Tuesday, May 25, 2010

ROI ... a ubiquitous but wrong metric of performance

Dear Colleagues

I was amused in the post Sarbannes-Oxley era of corporate financial reporting that ROI not only stood for Return on Investment, but also Risk of Incarceration.

But I have been less amused over the years at how ROI ... Return on Investment ... has been used to create the illusion of economic performance when in fact the reality was very different.

I trained as an engineer ... and only later on trained as an accountant. I like to think I know the difference between real engineering and financial engineering. I appreciate the importance and value of real engineering, and despise financial engineering.

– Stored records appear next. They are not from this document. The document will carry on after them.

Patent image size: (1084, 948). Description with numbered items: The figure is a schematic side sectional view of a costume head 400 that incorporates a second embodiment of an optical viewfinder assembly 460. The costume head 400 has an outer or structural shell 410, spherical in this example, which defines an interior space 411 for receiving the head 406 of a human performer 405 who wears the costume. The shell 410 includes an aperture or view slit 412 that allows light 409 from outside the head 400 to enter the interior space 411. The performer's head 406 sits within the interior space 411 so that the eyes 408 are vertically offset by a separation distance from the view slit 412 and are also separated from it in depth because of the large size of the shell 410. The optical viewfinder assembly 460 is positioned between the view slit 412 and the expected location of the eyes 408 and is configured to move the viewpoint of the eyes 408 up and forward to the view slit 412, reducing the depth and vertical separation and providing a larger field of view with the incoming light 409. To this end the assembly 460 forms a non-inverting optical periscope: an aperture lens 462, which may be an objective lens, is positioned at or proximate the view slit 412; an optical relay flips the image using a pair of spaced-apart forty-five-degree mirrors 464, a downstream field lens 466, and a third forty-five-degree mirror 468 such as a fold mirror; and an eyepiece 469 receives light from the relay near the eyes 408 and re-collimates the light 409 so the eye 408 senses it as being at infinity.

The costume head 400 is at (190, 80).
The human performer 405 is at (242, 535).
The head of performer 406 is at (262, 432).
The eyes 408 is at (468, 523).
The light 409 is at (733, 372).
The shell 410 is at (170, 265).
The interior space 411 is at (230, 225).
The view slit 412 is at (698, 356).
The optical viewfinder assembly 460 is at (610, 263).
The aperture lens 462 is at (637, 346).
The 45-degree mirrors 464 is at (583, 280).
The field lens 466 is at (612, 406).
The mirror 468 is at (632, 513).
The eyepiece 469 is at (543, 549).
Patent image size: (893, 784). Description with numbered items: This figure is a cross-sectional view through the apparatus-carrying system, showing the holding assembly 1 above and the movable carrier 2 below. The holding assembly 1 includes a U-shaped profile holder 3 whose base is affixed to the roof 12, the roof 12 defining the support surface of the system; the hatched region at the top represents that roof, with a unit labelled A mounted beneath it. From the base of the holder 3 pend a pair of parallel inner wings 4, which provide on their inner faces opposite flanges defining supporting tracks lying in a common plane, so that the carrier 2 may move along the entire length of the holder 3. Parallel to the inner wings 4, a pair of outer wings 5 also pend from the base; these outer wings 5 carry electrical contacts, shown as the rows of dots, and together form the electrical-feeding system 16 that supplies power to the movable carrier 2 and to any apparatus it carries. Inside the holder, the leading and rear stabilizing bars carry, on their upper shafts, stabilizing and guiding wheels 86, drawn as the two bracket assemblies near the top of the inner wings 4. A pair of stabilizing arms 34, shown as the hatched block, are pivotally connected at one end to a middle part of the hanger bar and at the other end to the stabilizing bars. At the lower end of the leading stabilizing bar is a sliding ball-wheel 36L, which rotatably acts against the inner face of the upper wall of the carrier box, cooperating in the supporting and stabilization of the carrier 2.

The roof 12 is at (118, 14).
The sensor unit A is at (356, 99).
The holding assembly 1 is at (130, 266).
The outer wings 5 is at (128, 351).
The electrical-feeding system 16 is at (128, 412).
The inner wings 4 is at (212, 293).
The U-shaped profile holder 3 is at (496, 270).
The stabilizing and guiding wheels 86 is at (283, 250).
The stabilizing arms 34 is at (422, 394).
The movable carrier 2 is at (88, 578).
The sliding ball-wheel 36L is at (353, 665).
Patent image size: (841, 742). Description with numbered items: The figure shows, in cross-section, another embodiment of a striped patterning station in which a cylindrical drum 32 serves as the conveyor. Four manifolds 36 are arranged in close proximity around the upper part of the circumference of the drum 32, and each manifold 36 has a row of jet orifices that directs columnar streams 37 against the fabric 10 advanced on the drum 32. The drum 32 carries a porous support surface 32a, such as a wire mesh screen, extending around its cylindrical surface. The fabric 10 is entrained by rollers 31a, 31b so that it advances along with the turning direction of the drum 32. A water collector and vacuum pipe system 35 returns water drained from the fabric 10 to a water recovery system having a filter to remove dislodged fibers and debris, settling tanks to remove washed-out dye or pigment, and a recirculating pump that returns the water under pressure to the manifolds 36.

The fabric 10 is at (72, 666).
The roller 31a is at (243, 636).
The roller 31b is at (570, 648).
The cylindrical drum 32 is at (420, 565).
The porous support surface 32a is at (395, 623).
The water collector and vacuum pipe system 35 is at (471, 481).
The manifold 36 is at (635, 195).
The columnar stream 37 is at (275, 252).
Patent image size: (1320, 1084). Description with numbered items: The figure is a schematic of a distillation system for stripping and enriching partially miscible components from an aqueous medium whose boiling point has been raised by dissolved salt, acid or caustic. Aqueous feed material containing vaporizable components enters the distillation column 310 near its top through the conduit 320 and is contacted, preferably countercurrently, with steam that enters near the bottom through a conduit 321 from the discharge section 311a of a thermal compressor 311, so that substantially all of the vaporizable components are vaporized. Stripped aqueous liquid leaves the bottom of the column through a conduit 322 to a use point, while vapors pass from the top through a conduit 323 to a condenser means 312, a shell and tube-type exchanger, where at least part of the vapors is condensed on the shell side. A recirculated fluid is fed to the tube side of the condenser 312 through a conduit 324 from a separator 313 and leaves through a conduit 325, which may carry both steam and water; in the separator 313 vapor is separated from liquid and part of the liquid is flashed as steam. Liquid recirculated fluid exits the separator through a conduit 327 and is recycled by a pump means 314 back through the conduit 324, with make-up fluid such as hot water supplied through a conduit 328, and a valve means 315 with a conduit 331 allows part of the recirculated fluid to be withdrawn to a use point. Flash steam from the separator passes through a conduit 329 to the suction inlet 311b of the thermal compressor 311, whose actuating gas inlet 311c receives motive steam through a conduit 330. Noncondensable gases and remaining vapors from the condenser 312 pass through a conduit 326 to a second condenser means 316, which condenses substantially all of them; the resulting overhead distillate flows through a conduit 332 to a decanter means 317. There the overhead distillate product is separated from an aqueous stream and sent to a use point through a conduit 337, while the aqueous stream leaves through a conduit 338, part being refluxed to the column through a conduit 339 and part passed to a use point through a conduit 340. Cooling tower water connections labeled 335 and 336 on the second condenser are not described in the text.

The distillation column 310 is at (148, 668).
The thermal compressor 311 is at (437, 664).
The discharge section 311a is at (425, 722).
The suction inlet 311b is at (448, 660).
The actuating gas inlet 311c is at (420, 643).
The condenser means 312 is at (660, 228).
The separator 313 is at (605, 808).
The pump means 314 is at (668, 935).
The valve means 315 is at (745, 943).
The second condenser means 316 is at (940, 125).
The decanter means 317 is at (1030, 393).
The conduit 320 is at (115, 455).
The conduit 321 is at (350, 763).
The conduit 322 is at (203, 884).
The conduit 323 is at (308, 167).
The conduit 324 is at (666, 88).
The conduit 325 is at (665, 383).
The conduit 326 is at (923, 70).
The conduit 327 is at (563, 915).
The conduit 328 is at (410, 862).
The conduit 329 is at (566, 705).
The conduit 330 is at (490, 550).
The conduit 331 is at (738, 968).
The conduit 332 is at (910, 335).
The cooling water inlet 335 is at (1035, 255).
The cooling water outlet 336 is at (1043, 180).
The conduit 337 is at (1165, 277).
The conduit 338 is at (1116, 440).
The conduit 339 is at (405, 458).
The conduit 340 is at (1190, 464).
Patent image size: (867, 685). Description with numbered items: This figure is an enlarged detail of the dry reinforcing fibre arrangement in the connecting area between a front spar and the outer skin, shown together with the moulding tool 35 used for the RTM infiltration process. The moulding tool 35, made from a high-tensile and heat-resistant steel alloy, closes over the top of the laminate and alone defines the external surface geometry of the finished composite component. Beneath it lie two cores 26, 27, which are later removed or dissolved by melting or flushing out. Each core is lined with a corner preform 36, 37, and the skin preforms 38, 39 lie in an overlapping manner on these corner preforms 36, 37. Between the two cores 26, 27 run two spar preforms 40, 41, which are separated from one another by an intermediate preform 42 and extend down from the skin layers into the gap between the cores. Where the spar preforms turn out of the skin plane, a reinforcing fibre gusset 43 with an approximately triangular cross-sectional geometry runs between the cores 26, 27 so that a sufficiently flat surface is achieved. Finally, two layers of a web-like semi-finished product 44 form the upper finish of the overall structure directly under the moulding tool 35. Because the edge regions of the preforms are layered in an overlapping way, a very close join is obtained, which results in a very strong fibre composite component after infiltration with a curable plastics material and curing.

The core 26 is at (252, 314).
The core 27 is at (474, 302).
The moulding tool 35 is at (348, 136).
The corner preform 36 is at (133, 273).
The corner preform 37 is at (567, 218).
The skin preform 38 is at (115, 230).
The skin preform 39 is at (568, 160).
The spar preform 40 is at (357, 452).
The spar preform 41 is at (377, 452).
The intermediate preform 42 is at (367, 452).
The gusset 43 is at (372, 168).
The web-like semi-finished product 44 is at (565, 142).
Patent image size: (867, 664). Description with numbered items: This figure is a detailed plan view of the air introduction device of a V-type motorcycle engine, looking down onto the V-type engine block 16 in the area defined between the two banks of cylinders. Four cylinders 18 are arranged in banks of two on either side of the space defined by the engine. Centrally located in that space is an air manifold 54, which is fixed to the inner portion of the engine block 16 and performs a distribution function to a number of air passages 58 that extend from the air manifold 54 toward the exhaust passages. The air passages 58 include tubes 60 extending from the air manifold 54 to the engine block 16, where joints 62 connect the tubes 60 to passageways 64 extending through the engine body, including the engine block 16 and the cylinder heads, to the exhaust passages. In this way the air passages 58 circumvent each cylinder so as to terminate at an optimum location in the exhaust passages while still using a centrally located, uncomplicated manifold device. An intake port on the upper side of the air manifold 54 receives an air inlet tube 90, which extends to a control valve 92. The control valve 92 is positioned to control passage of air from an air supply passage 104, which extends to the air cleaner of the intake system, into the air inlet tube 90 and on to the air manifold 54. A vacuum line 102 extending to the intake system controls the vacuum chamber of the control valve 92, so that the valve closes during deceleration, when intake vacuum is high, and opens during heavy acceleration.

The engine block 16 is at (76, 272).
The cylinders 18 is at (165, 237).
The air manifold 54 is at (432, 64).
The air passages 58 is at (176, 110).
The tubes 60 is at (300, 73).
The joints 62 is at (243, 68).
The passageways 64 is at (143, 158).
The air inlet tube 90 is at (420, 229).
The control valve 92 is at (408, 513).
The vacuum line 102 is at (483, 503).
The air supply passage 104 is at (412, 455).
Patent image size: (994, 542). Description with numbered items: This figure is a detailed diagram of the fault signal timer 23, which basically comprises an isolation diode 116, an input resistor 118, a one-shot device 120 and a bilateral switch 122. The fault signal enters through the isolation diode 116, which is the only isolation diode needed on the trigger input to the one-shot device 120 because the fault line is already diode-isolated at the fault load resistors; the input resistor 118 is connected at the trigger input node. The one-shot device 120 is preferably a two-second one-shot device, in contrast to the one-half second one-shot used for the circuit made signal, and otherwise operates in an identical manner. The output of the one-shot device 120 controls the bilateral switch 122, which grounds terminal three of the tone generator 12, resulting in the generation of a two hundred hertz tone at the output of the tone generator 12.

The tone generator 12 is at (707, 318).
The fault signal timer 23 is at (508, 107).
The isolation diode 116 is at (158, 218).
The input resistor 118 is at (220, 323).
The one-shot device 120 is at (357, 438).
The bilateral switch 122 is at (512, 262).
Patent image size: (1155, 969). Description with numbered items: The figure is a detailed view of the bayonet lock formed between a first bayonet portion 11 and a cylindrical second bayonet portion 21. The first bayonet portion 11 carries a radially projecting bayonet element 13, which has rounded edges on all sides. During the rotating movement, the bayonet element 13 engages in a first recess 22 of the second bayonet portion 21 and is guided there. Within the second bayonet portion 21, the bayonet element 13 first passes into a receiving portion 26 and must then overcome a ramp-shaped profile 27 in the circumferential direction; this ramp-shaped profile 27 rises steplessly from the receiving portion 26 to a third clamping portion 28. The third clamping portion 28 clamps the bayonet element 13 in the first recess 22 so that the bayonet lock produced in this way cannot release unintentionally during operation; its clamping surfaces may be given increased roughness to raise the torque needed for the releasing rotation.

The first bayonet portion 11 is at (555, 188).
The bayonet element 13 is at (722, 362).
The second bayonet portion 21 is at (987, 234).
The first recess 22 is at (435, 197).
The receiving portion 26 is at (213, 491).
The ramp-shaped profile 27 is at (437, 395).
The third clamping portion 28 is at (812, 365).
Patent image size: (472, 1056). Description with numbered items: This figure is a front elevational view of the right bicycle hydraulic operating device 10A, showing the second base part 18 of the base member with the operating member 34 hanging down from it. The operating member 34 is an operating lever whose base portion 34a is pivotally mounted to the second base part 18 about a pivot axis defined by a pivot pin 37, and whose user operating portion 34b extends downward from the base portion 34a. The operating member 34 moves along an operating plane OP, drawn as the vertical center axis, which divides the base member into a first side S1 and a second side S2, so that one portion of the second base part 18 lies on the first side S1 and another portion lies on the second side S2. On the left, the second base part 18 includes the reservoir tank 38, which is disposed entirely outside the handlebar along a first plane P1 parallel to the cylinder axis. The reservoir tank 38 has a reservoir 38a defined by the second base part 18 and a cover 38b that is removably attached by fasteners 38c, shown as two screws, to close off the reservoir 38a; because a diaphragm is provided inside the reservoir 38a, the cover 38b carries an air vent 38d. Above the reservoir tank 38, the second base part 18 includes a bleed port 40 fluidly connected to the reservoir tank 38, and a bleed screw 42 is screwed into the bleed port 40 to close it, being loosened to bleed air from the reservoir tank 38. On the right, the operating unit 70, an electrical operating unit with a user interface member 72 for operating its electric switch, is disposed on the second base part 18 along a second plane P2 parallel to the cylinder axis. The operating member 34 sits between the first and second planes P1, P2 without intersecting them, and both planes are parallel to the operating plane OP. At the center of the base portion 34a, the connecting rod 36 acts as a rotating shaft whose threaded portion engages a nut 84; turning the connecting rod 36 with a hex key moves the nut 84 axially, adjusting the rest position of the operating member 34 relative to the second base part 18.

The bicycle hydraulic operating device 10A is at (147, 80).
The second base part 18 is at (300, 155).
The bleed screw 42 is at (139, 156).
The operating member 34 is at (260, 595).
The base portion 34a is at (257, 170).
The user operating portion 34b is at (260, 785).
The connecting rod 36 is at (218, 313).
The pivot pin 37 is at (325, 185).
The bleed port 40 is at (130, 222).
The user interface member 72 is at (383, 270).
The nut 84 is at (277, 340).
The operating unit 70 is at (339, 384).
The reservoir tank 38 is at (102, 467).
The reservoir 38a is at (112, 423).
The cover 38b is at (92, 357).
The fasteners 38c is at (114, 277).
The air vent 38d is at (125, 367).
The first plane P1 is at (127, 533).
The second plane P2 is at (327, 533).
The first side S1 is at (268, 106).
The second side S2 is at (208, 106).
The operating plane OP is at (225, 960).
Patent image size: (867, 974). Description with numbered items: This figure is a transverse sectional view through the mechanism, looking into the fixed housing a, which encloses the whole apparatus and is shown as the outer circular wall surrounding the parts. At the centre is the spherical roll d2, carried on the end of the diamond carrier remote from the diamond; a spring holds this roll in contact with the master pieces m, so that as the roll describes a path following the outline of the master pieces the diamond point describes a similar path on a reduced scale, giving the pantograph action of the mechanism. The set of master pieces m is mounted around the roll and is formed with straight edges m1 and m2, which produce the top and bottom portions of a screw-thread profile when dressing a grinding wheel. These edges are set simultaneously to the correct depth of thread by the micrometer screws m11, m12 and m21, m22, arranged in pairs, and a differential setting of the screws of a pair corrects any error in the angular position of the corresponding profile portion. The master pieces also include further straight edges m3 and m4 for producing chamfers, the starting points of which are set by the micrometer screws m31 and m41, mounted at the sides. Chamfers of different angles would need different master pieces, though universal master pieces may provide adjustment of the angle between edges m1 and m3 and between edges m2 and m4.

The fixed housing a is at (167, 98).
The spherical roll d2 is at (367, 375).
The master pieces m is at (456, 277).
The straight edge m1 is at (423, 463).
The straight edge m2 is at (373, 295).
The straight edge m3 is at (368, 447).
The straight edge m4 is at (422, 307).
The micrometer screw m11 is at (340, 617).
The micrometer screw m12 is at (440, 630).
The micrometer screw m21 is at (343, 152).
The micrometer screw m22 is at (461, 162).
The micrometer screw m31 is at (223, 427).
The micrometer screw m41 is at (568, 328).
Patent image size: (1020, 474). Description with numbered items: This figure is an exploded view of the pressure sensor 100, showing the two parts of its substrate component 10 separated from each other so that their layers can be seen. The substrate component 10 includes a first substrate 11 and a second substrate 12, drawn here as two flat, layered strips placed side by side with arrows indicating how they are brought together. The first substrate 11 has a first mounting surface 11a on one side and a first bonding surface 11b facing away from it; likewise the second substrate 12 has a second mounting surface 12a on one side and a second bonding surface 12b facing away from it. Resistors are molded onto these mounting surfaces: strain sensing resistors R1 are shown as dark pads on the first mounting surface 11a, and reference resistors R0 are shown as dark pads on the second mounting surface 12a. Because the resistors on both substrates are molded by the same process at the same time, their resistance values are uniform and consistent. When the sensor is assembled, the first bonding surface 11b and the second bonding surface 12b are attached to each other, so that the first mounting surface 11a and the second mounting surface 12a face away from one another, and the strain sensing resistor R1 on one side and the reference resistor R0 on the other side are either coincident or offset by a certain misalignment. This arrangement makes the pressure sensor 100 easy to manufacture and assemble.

When I was heavily involved in corporate management and management information systems, I was an advocate for the use of Return on Capital Employed as a core metric of performance. Using this metric helped to sort out the difference between the profit contribution that was arising in the conduct of the real business, and what was being contributed by creative financing. In my view, getting a healthy contribution from the real business was the key to sustainable performance. Any work that I was able to do with creative financing that helped the profit reporting depended in the end on the underlying real business. Any executive or manager that forgets this reality is doomed ... sooner of later.

Capital employed is what a business needs to operate ... cash, receivable, inventory, land and buildings, equipment, intellectual property. How all of these real things are financed is a separate question. Productivity is the relationship between the assets needed to operate and the profit contribution these assets are able to generate.

It is interesting to note how many of the well respected CEOs have made a name for themselves not by improving their Return on Capital Employed but merely by leveraging their balance sheet so that the same business seemed to be operating with less investment. The ability to do "off-balance-sheet" financing made a nonsense of most financial analysis in many capital intensive businesses, like for example airlines ... and, I would argue, the industry has paid a price for this financial engineering.

Community Analytics (CA) embraces the idea that performance is about the value adding that arises from real assets ... in other words productivity is not just about return on investment but about return on the assets employed. Clear understanding of these matters helps to clarify how expenditures can be used most effectively to improve performance.

While it is dangerous to generalize, it can be observed that in poor societies there is usually very little value adding on top of considerable resources, especially human resources. A small expenditure to remove a constraint on performance makes it possible for a big amount of resource to function more effectively. This is real leverage ... something of great value ... unlike financial leverage that has all sorts of downside while making it look like performance has improved.

Hopefully more and more the money accounting world will embrace Return on Capital Employed as a better metric of performance than Return on Investment which hides the financial engineering implicit in the concept!

What am I missing? Please let me know!